The clinical efficacy and safety of the now oral direct thrombin inhibitor dabigatran was investigated and reported in the international RELY trial including 18113 patients with atrial fibrillation and a raised risk of stroke. The results showed that dabigatran compared to warfarin reduced ischemic and hemorrhagic stroke and cardiovascular mortality and simultaneously reduced the risk of severe bleeding. In a series of subgroup reports the results have been show to be consistent regardless of previous treatment with warfarin and regardless of the CHADS-score risk classification. The recent approval and recommendation of dabigatran as the most effective oral anticoagulant for stroke prevention in atrial fibrillation was facilitated by the convincing results from the scientific substudy program.

Currently the group is also leading a similar program comparing the new oral fXa inhibitor apixaban versus warfarin for stroke prevention in 18221 patient with atrial fibrillation and a raised risk of stroke (ARISTOTLE). The results from this study will be presented in 2011. Also in this study an extensive biochemical and genetic substudy program investigates the underlying mechanisms and verify the importance of biomarkers for risk stratification in atrial fibrillation.

National coordinator and member of the executive committee for the global RCT, TRACER, comparing a thromin receptor inhibitor with placebo in ACS.

The group is also since two years leading the first phase III trial of a pure anti-inflammatory agent for seondary prevention in patients with coronary atherosclerosis. The STABILITY trial evaluates the clinical efficacy of darapladib inhibiting lipoprotein bound phosphoplipase-A2 versus placebo in around 15000 patients for 3 – 4 years. Additional scientific assets in the study are a substudy of implementation of adherence to current treatment guide-lines, a life-style substudy, a mental status substudy and finally a biomarker and genetics program. This study will be concluded in 2014.

National coordinator (Claes Held) for the HOPE-3 trial that evaluates rosuvastatin and/or candesartan/hydroklortiazid compared with placebo to patients without overt cardiac disease but moderately elevated risk for CAD.

Meta analyses of four phase II studies with new oral anticoagulants after acute coronary syndromes. Manuscript under preparation.
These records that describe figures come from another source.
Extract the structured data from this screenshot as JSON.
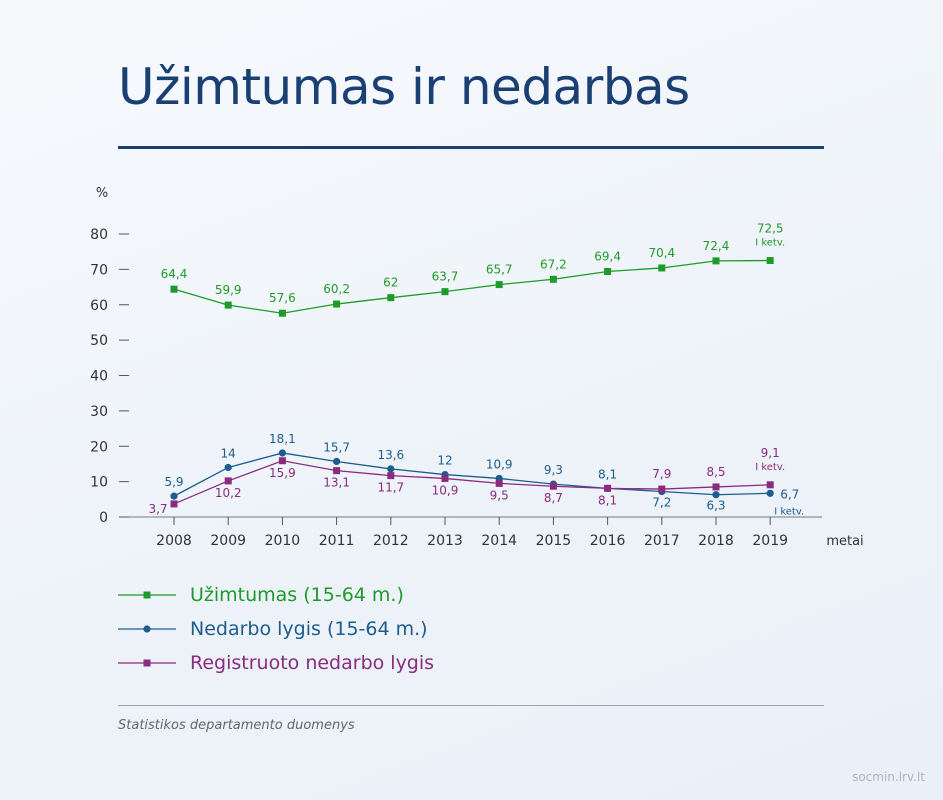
{
  "title": "Užimtumas ir nedarbas",
  "source": "Statistikos departamento duomenys",
  "site": "socmin.lrv.lt",
  "chart_data": {
    "type": "line",
    "ylabel": "%",
    "xlabel": "metai",
    "ylim": [
      0,
      80
    ],
    "yticks": [
      0,
      10,
      20,
      30,
      40,
      50,
      60,
      70,
      80
    ],
    "categories": [
      "2008",
      "2009",
      "2010",
      "2011",
      "2012",
      "2013",
      "2014",
      "2015",
      "2016",
      "2017",
      "2018",
      "2019"
    ],
    "grid": false,
    "legend_position": "bottom-left",
    "series": [
      {
        "name": "Užimtumas (15-64 m.)",
        "marker": "square",
        "color": "#1e9a2a",
        "values": [
          64.4,
          59.9,
          57.6,
          60.2,
          62,
          63.7,
          65.7,
          67.2,
          69.4,
          70.4,
          72.4,
          72.5
        ],
        "labels": [
          "64,4",
          "59,9",
          "57,6",
          "60,2",
          "62",
          "63,7",
          "65,7",
          "67,2",
          "69,4",
          "70,4",
          "72,4",
          "72,5"
        ],
        "last_note": "I ketv."
      },
      {
        "name": "Nedarbo lygis (15-64 m.)",
        "marker": "circle",
        "color": "#1c5d8f",
        "values": [
          5.9,
          14,
          18.1,
          15.7,
          13.6,
          12,
          10.9,
          9.3,
          8.1,
          7.2,
          6.3,
          6.7
        ],
        "labels": [
          "5,9",
          "14",
          "18,1",
          "15,7",
          "13,6",
          "12",
          "10,9",
          "9,3",
          "8,1",
          "7,2",
          "6,3",
          "6,7"
        ],
        "last_note": "I ketv."
      },
      {
        "name": "Registruoto nedarbo lygis",
        "marker": "square",
        "color": "#8a2b7d",
        "values": [
          3.7,
          10.2,
          15.9,
          13.1,
          11.7,
          10.9,
          9.5,
          8.7,
          8.1,
          7.9,
          8.5,
          9.1
        ],
        "labels": [
          "3,7",
          "10,2",
          "15,9",
          "13,1",
          "11,7",
          "10,9",
          "9,5",
          "8,7",
          "8,1",
          "7,9",
          "8,5",
          "9,1"
        ],
        "last_note": "I ketv."
      }
    ]
  }
}
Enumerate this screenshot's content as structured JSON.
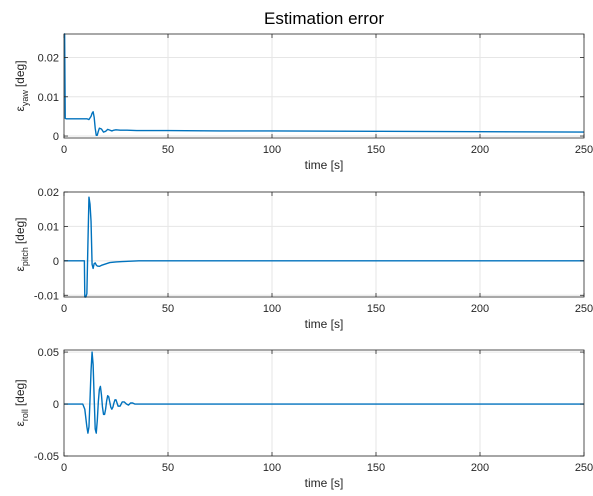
{
  "figure": {
    "title": "Estimation error",
    "line_color": "#0072BD",
    "grid_color": "#e6e6e6"
  },
  "chart_data": [
    {
      "type": "line",
      "title": "Estimation error",
      "ylabel": {
        "base": "ε",
        "sub": "yaw",
        "unit": "[deg]"
      },
      "xlabel": "time [s]",
      "xlim": [
        0,
        250
      ],
      "ylim": [
        -0.0005,
        0.026
      ],
      "xticks": [
        0,
        50,
        100,
        150,
        200,
        250
      ],
      "xtick_labels": [
        "0",
        "50",
        "100",
        "150",
        "200",
        "250"
      ],
      "yticks": [
        0,
        0.01,
        0.02
      ],
      "ytick_labels": [
        "0",
        "0.01",
        "0.02"
      ],
      "grid": true,
      "series": [
        {
          "x": [
            0,
            0.3,
            0.6,
            1,
            5,
            10,
            11,
            12,
            13,
            13.5,
            14,
            14.5,
            15,
            15.5,
            16,
            16.5,
            17,
            18,
            19,
            20,
            21,
            22,
            23,
            24,
            25,
            27,
            30,
            35,
            40,
            50,
            75,
            100,
            150,
            200,
            250
          ],
          "y": [
            0.026,
            0.026,
            0.0045,
            0.0044,
            0.0044,
            0.0044,
            0.0044,
            0.0042,
            0.005,
            0.0058,
            0.0062,
            0.0048,
            0.002,
            0.0002,
            0.0002,
            0.0012,
            0.002,
            0.0018,
            0.001,
            0.0012,
            0.0017,
            0.0015,
            0.0013,
            0.0015,
            0.0016,
            0.0015,
            0.0015,
            0.0014,
            0.0014,
            0.0014,
            0.0013,
            0.0013,
            0.0012,
            0.0011,
            0.001
          ]
        }
      ]
    },
    {
      "type": "line",
      "ylabel": {
        "base": "ε",
        "sub": "pitch",
        "unit": "[deg]"
      },
      "xlabel": "time [s]",
      "xlim": [
        0,
        250
      ],
      "ylim": [
        -0.0105,
        0.02
      ],
      "xticks": [
        0,
        50,
        100,
        150,
        200,
        250
      ],
      "xtick_labels": [
        "0",
        "50",
        "100",
        "150",
        "200",
        "250"
      ],
      "yticks": [
        -0.01,
        0,
        0.01,
        0.02
      ],
      "ytick_labels": [
        "-0.01",
        "0",
        "0.01",
        "0.02"
      ],
      "grid": true,
      "series": [
        {
          "x": [
            0,
            9.8,
            10,
            10.5,
            11,
            11.5,
            12,
            12.5,
            13,
            13.5,
            14,
            14.5,
            15,
            15.5,
            16,
            17,
            18,
            20,
            22,
            25,
            28,
            32,
            36,
            40,
            50,
            100,
            150,
            200,
            250
          ],
          "y": [
            0,
            0,
            -0.0105,
            -0.0105,
            -0.0095,
            0.005,
            0.0185,
            0.0165,
            0.0115,
            -0.001,
            -0.0022,
            -0.0008,
            -0.0006,
            -0.0012,
            -0.0015,
            -0.0016,
            -0.0013,
            -0.0009,
            -0.0005,
            -0.0003,
            -0.0002,
            -0.0001,
            0,
            0,
            0,
            0,
            0,
            0,
            0
          ]
        }
      ]
    },
    {
      "type": "line",
      "ylabel": {
        "base": "ε",
        "sub": "roll",
        "unit": "[deg]"
      },
      "xlabel": "time [s]",
      "xlim": [
        0,
        250
      ],
      "ylim": [
        -0.05,
        0.052
      ],
      "xticks": [
        0,
        50,
        100,
        150,
        200,
        250
      ],
      "xtick_labels": [
        "0",
        "50",
        "100",
        "150",
        "200",
        "250"
      ],
      "yticks": [
        -0.05,
        0,
        0.05
      ],
      "ytick_labels": [
        "-0.05",
        "0",
        "0.05"
      ],
      "grid": true,
      "series": [
        {
          "x": [
            0,
            9,
            10,
            11,
            11.5,
            12,
            12.5,
            13,
            13.5,
            14,
            14.5,
            15,
            15.5,
            16,
            16.5,
            17,
            17.5,
            18,
            18.5,
            19,
            19.5,
            20,
            20.5,
            21,
            21.5,
            22,
            22.5,
            23,
            23.5,
            24,
            24.5,
            25,
            25.5,
            26,
            27,
            28,
            29,
            30,
            31,
            32,
            33,
            34,
            35,
            37,
            40,
            50,
            100,
            150,
            200,
            250
          ],
          "y": [
            0,
            0,
            -0.005,
            -0.022,
            -0.028,
            -0.022,
            0.004,
            0.032,
            0.05,
            0.038,
            0.006,
            -0.024,
            -0.028,
            -0.016,
            0.002,
            0.014,
            0.017,
            0.009,
            -0.003,
            -0.01,
            -0.01,
            -0.005,
            0.003,
            0.008,
            0.007,
            0.002,
            -0.003,
            -0.005,
            -0.003,
            0.001,
            0.004,
            0.004,
            0.001,
            -0.002,
            -0.002,
            0.002,
            0.002,
            0,
            -0.001,
            0.001,
            0.001,
            0,
            0,
            0,
            0,
            0,
            0,
            0,
            0,
            0
          ]
        }
      ]
    }
  ]
}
Leading the first large scale randomized study in the world completely driven within the framework of a quality registry: Thrombus aspiration in ST- Elevation myocardial infarction in Scandinavia (TASTEtrial). A multicenter, prospective, randomized controlled clinical registry trial based on the Swedish angiography and angioplasty registry (SCAAR) platform. All 29 PCI centres in Sweden participates.

Comparison of eptifibatide and abciximab in primary percutaneous coronary intervention. This is an example of how a quality registry (Swedeheart/SCAAR) might be used for evaluating treatment in clinical routine.

Implementation of treatment

During 2010 the results of the randomized quality improvement study: European Quality Improvement Programme for Acute Coronary Syndrome (EQUIP) have been analyzed and submitted for publication. The study lead by our group in collaboration with M. Flather, London, and performed in UK, France, Poland, Spain and Italy, showed that a systematic improvement program can significantly improve the management of non-ST elevation acute coronary syndromes.

The long-term analysis of the Swedish Quality Improvement study in AMI, QUICC, was published showing improved clinical outcome in hospitals participating in a Swedish quality improvement initiative.